The Drowned and the Saved is a brilliant but also deeply troubling book. Levi has looked into the abyss that is the human soul in extreme conditions, and it is not a pretty sight.

4½ stars

27connie53
Abr 1, 4:10 am

>26 Henrik_Madsen: I can imagine that must be an overwhelming book to read, Henrik.

28Henrik_Madsen
Abr 14, 12:04 pm

>27 connie53: It is, but it also very interesting, because he tries to analyze what happens more than "just" telling about the atrocities he saw.

29Henrik_Madsen
Abr 14, 12:10 pm

8. Peer Hultberg: Byen og verden

Acquired: I bought this at a library sale, when I lived in Odense. Probably twenty years ago.

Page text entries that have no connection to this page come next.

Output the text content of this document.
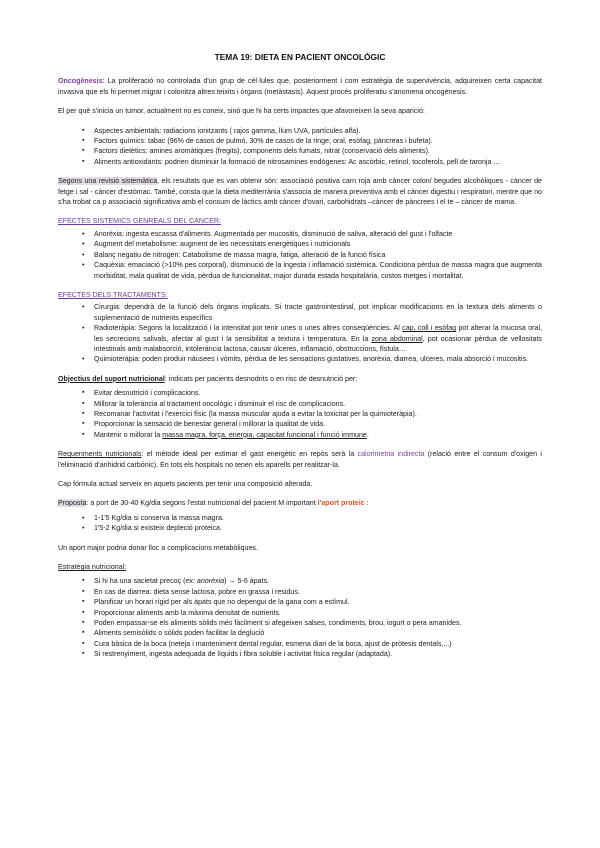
TEMA 19: DIETA EN PACIENT ONCOLÒGIC

Oncogènesis: La proliferació no controlada d'un grup de cèl·lules que, posteriorment i com estratègia de supervivència, adquireixen certa capacitat invasiva que els hi permet migrar i colonitza altres teixits i òrgans (metàstasis). Aquest procés proliferatiu s'anomena oncogènesis.

El per què s'inicia un tumor, actualment no es coneix, sinó que hi ha certs impactes que afavoreixen la seva aparició:

▪ Aspectes ambientals: radiacions ionitzants ( rajos gamma, llum UVA, partícules alfa).
▪ Factors químics: tabac (96% de casos de pulmó, 30% de casos de la ringe, oral, esòfag, pàncreas i bufeta).
▪ Factors dietètics: amines aromàtiques (fregits), components dels fumats, nitrat (conservació dels aliments).
▪ Aliments antioxidants: podrien disminuir la formació de nitrosamines endògenes: Ac ascòrbic, retinol, tocoferols, pell de taronja ...

Segons una revisió sistemàtica, els resultats que es van obtenir són: associació positiva carn roja amb càncer colon/ begudes alcohòliques - càncer de fetge i sal - càncer d'estòmac. També, consta que la dieta mediterrània s'associa de manera preventiva amb el càncer digestiu i respiratori, mentre que no s'ha trobat ca p associació significativa amb el consum de làctics amb càncer d'ovari, carbohidrats –càncer de pàncrees i el te – càncer de mama.

EFECTES SISTEMICS GENREALS DEL CANCER:
• Anorèxia: ingesta escassa d'aliments. Augmentada per mucositis, disminució de saliva, alteració del gust i l'olfacte
• Augment del metabolisme: augment de les necessitats energètiques i nutricionals
• Balanç negatiu de nitrogen: Catabolisme de massa magra, fatiga, alteració de la funció física
• Caquèxia: emaciació (>10% pes corporal), disminució de la ingesta i inflamació sistèmica. Condiciona pèrdua de massa magra que augmenta morbiditat, mala qualitat de vida, pèrdua de funcionalitat, major durada estada hospitalària, costos metges i mortalitat.
EFECTES DELS TRACTAMENTS:
• Cirurgia: dependrà de la funció dels òrgans implicats. Si tracte gastrointestinal, pot implicar modificacions en la textura dels aliments o suplementació de nutrients específics
• Radioteràpia: Segons la localització i la intensitat pot tenir unes o unes altres conseqüències. Al cap, coll i esòfag pot alterar la mucosa oral, les secrecions salivals, afectar al gust i la sensibilitat a textura i temperatura. En la zona abdominal, pot ocasionar pèrdua de vellositats intestinals amb malabsorció, intolerància lactosa, causar úlceres, inflamació, obstruccions, fístula…
• Quimioteràpia: poden produir nàusees i vòmits, pèrdua de les sensacions gustatives, anorèxia, diarrea, ulceres, mala absorció i mucositis.

Objectius del suport nutricional: indicats per pacients desnodrits o en risc de desnutrició per:

▪ Evitar desnutrició i complicacions.
▪ Millorar la tolerància al tractament oncològic i disminuir el risc de complicacions.
▪ Recomanar l'activitat i l'exercici físic (la massa muscular ajuda a evitar la toxicitat per la quimioteràpia).
▪ Proporcionar la sensació de benestar general i millorar la qualitat de vida.
▪ Mantenir o millorar la massa magra, força, energia, capacitat funcional i funció immune.

Requeriments nutricionals: el mètode ideal per estimar el gast energètic en repòs serà la calorimetria indirecta (relació entre el consum d'oxigen i l'eliminació d'anhidrid carbònic). En tots els hospitals no tenen els aparells per realitzar-la.

Cap fórmula actual serveix en aquets pacients per tenir una composició alterada.

Proposta: a port de 30-40 Kg/dia segons l'estat nutricional del pacient M important l'aport proteic :

• 1-1'5 Kg/dia si conserva la massa magra.
• 1'5-2 Kg/dia si existeix depleció proteica.

Un aport major podria donar lloc a complicacions metabòliques.

Estratègia nutricional:
▪ Si hi ha una sacietat precoç (ex: anorèxia) → 5-6 àpats.
▪ En cas de diarrea: dieta sense lactosa, pobre en grassa i residus.
▪ Planificar un horari rígid per als àpats que no depengui de la gana com a estímul.
▪ Proporcionar aliments amb la màxima densitat de nutrients.
▪ Poden empassar-se els aliments sòlids més fàcilment si afegeixen salses, condiments, brou, iogurt o pera amanides.
▪ Aliments semisòlids o sòlids poden facilitar la deglució
▪ Cura bàsica de la boca (neteja i manteniment dental regular, esmena diari de la boca, ajust de pròtesis dentals,...)
▪ Si restrenyiment, ingesta adequada de líquids i fibra soluble i activitat física regular (adaptada).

Byen og verden is a portrait of a Danish provinsial town in the 20th century. It is written in 100 separate texts, and each text focus on an individual or a family - but many characters are mentioned several times as the book details the interconnections, the affairs and the feuds among the upper middle class of judges, officers, teachers and priests.

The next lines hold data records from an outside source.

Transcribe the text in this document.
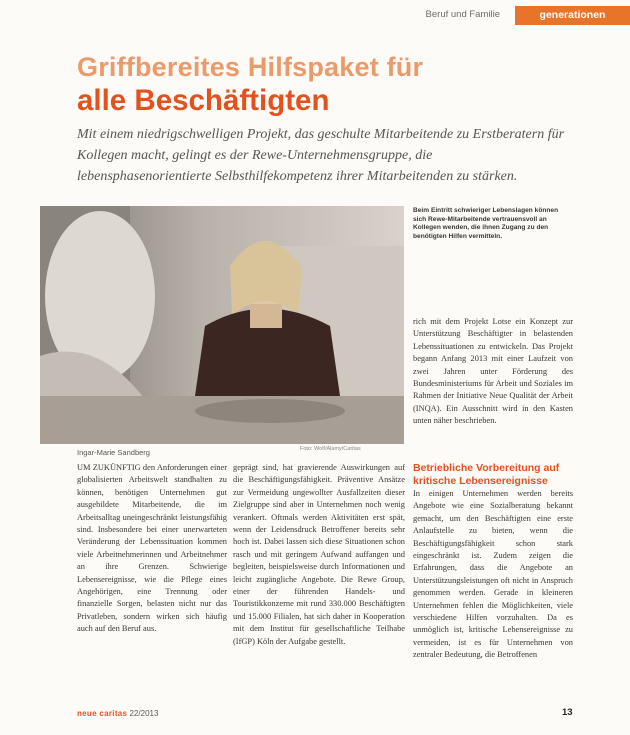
Beruf und Familie	generationen
Griffbereites Hilfspaket für
alle Beschäftigten
Mit einem niedrigschwelligen Projekt, das geschulte Mitarbeitende zu Erstberatern für Kollegen macht, gelingt es der Rewe-Unternehmensgruppe, die lebensphasenorientierte Selbsthilfekompetenz ihrer Mitarbeitenden zu stärken.
Foto: Wolf/Alamy/Caritas
Beim Eintritt schwieriger Lebenslagen können sich Rewe-Mitarbeitende vertrauensvoll an Kollegen wenden, die ihnen Zugang zu den benötigten Hilfen vermitteln.
Ingar-Marie Sandberg

UM ZUKÜNFTIG den Anforderungen einer globalisierten Arbeitswelt standhalten zu können, benötigen Unternehmen gut ausgebildete Mitarbeitende, die im Arbeitsalltag uneingeschränkt leistungsfähig sind. Insbesondere bei einer unerwarteten Veränderung der Lebenssituation kommen viele Arbeitnehmerinnen und Arbeitnehmer an ihre Grenzen. Schwierige Lebensereignisse, wie die Pflege eines Angehörigen, eine Trennung oder finanzielle Sorgen, belasten nicht nur das Privatleben, sondern wirken sich häufig auch auf den Beruf aus.

geprägt sind, hat gravierende Auswirkungen auf die Beschäftigungsfähigkeit. Präventive Ansätze zur Vermeidung ungewollter Ausfallzeiten dieser Zielgruppe sind aber in Unternehmen noch wenig verankert. Oftmals werden Aktivitäten erst spät, wenn der Leidensdruck Betroffener bereits sehr hoch ist. Dabei lassen sich diese Situationen schon rasch und mit geringem Aufwand auffangen und begleiten, beispielsweise durch Informationen und leicht zugängliche Angebote. Die Rewe Group, einer der führenden Handels- und Touristikkonzerne mit rund 330.000 Beschäftigten und 15.000 Filialen, hat sich daher in Kooperation mit dem Institut für gesellschaftliche Teilhabe (IfGP) Köln der Aufgabe gestellt.

rich mit dem Projekt Lotse ein Konzept zur Unterstützung Beschäftigter in belastenden Lebenssituationen zu entwickeln. Das Projekt begann Anfang 2013 mit einer Laufzeit von zwei Jahren unter Förderung des Bundesministeriums für Arbeit und Soziales im Rahmen der Initiative Neue Qualität der Arbeit (INQA). Ein Ausschnitt wird in den Kasten unten näher beschrieben.

Betriebliche Vorbereitung auf kritische Lebensereignisse

In einigen Unternehmen werden bereits Angebote wie eine Sozialberatung bekannt gemacht, um den Beschäftigten eine erste Anlaufstelle zu bieten, wenn die Beschäftigungsfähigkeit schon stark eingeschränkt ist. Zudem zeigen die Erfahrungen, dass die Angebote an Unterstützungsleistungen oft nicht in Anspruch genommen werden. Gerade in kleineren Unternehmen fehlen die Möglichkeiten, viele verschiedene Hilfen vorzuhalten. Da es unmöglich ist, kritische Lebensereignisse zu vermeiden, ist es für Unternehmen von zentraler Bedeutung, die Betroffenen

neue caritas 22/2013	13
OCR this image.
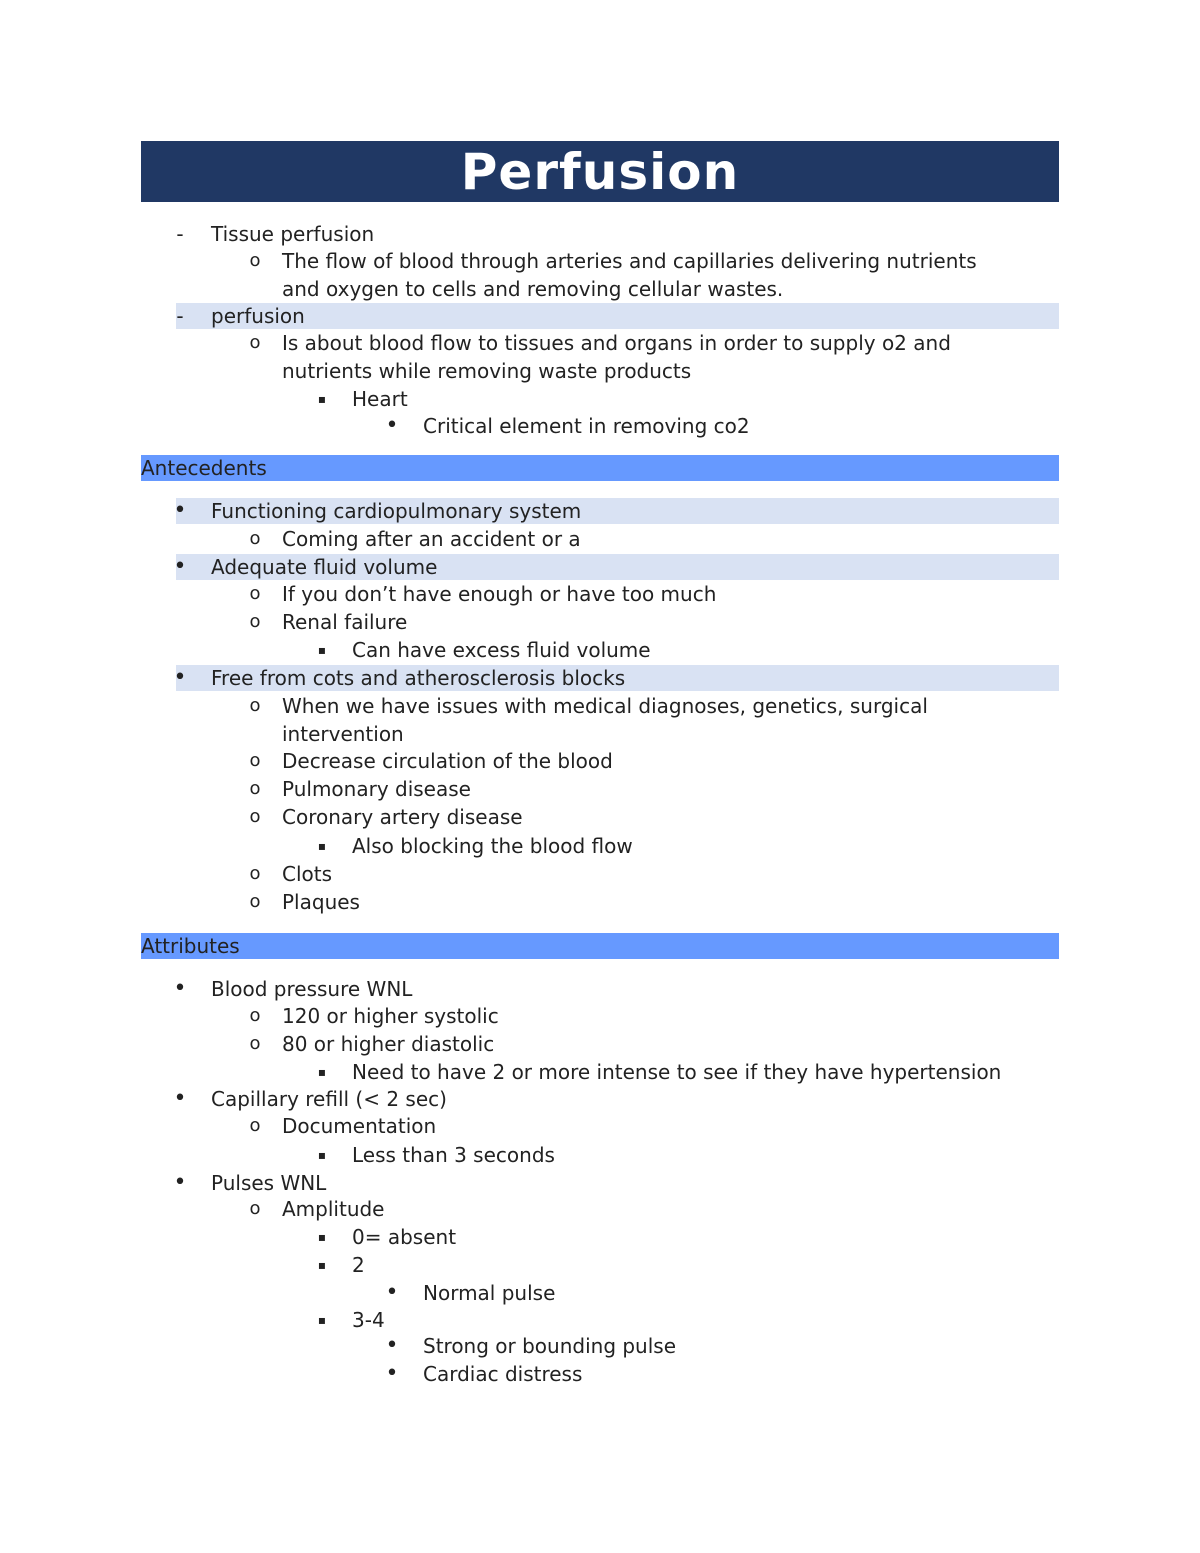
Perfusion
-	Tissue perfusion
o	The flow of blood through arteries and capillaries delivering nutrients
and oxygen to cells and removing cellular wastes.
-	perfusion
o	Is about blood flow to tissues and organs in order to supply o2 and
nutrients while removing waste products
▪	Heart
• Critical element in removing co2
Antecedents
• Functioning cardiopulmonary system
o	Coming after an accident or a
• Adequate fluid volume
o	If you don’t have enough or have too much
o	Renal failure
▪	Can have excess fluid volume
• Free from cots and atherosclerosis blocks
o	When we have issues with medical diagnoses, genetics, surgical
intervention
o	Decrease circulation of the blood
o	Pulmonary disease
o	Coronary artery disease
▪	Also blocking the blood flow
o	Clots
o	Plaques
Attributes
• Blood pressure WNL
o	120 or higher systolic
o	80 or higher diastolic
▪	Need to have 2 or more intense to see if they have hypertension
• Capillary refill (< 2 sec)
o	Documentation
▪	Less than 3 seconds
• Pulses WNL
o	Amplitude
▪	0= absent
▪	2
• Normal pulse
▪	3-4
• Strong or bounding pulse
• Cardiac distress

I enjoyed the book at first, but in the end I lost interest in the constant flow of new characters and the peculiar writing style.

3½ stars

30Henrik_Madsen
Abr 26, 2:12 pm

9. Eilis Dillon: The Bitter Glass

Acquired: It was the group read with the 1001-group in march. I couldn't get hold of a copy from the library, so I bought it online.

Four sieblings, a friend, a fiancee, a nurse and two babies travel to the countryside outside Galway during the Irish Civil War. They try to get away, but they are cut off when a bridge i bombarde. Shortly after the babies become sick, a column of soldiers settles down at the the estate and thing start going downhill.

It is an interesting book about Irish history and what happens to a group of young people under pressure. I enjoyed reading the novel, but it is not particularly memorable.

3 stars

31connie53
mayo 3, 4:27 am

Hi Henrik, >28 Henrik_Madsen:. Thanks for the further info.